Un passage de flambeau à la convention démocrate de Chicago, prélude à une passation de pouvoir? © Getty Images

Présidentielle américaine: les 5 mots d’ordre provisoirement gagnants de Kamala Harris

Gérald Papy
Gérald Papy Rédacteur en chef adjoint

La candidate à la présidentielle, adoubée par la convention démocrate, donne le ton de la campagne. L’optimisme a pris le dessus sur le discours acerbe de son adversaire.

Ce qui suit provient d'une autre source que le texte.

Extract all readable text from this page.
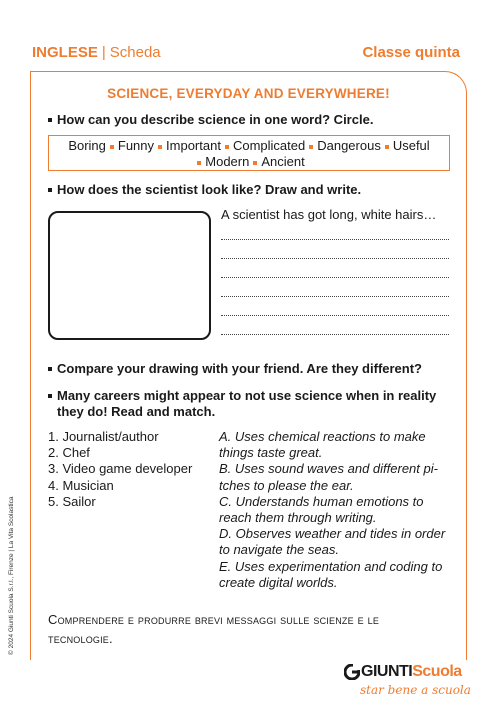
INGLESE | Scheda	Classe quinta
SCIENCE, EVERYDAY AND EVERYWHERE!
How can you describe science in one word? Circle.
Boring Funny Important Complicated Dangerous Useful
Modern Ancient
How does the scientist look like? Draw and write.
A scientist has got long, white hairs…
Compare your drawing with your friend. Are they different?
Many careers might appear to not use science when in reality
they do! Read and match.
1. Journalist/author
2. Chef
3. Video game developer
4. Musician
5. Sailor
A. Uses chemical reactions to make things taste great.
B. Uses sound waves and different pi-tches to please the ear.
C. Understands human emotions to reach them through writing.
D. Observes weather and tides in order to navigate the seas.
E. Uses experimentation and coding to create digital worlds.
Comprendere e produrre brevi messaggi sulle scienze e le
tecnologie.
© 2024 Giunti Scuola S.r.l., Firenze | La Vita Scolastica
GIUNTIScuola
star bene a scuola
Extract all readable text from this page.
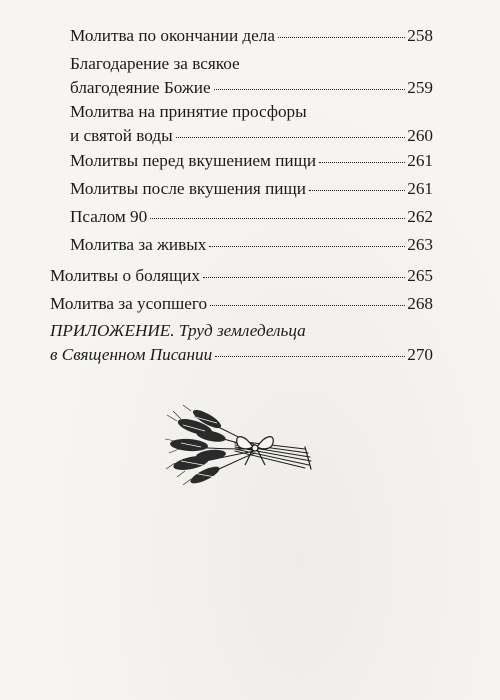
Молитва по окончании дела	258
Благодарение за всякое
благодеяние Божие	259
Молитва на принятие просфоры
и святой воды	260
Молитвы перед вкушением пищи	261
Молитвы после вкушения пищи	261
Псалом 90	262
Молитва за живых	263
Молитвы о болящих	265
Молитва за усопшего	268
ПРИЛОЖЕНИЕ. Труд земледельца
в Священном Писании	270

Depuis qu’elle a été propulsée candidate favorite du Parti démocrate à l’élection présidentielle, un dimanche de juillet où Joe Biden, prétendant à sa réélection, avait compris l’inanité de son combat, Kamala Harris a fait un sans-faute. En un mois, elle a réussi à imposer son style, ses idées, ses espérances, elle qui, pendant quatre ans, était restée, terne vice-présidente, dans l’ombre du locataire de la Maison Blanche. Cette «ascension culturelle» se reflète dans cinq mots d’ordre qui ont émergé dans la campagne électorale.

1. La joie

La potentielle première femme président des Etats-Unis a ostensiblement placé sa campagne sous le sceau de l’optimisme. Ce n’est pas que le résultat d’une inclination personnelle. Ses communicants ont-ils perçu que le discours décliniste, aigri, agressif, du candidat républicain Donald Trump commençait à lasser, et même à inquiéter? Les retours d’expérience sur la campagne le diront peut-être. Toujours est-il que Kamala Harris s’inscrit résolument en opposition à son principal concurrent. Lors d’une halte électorale en Pennsylvanie le 18 août, elle a lâché devant ses partisans dans, une allusion au ticket Trump-Vance, que «les prétendus dirigeants qui ne pensent qu’à écraser les autres sont des lâches».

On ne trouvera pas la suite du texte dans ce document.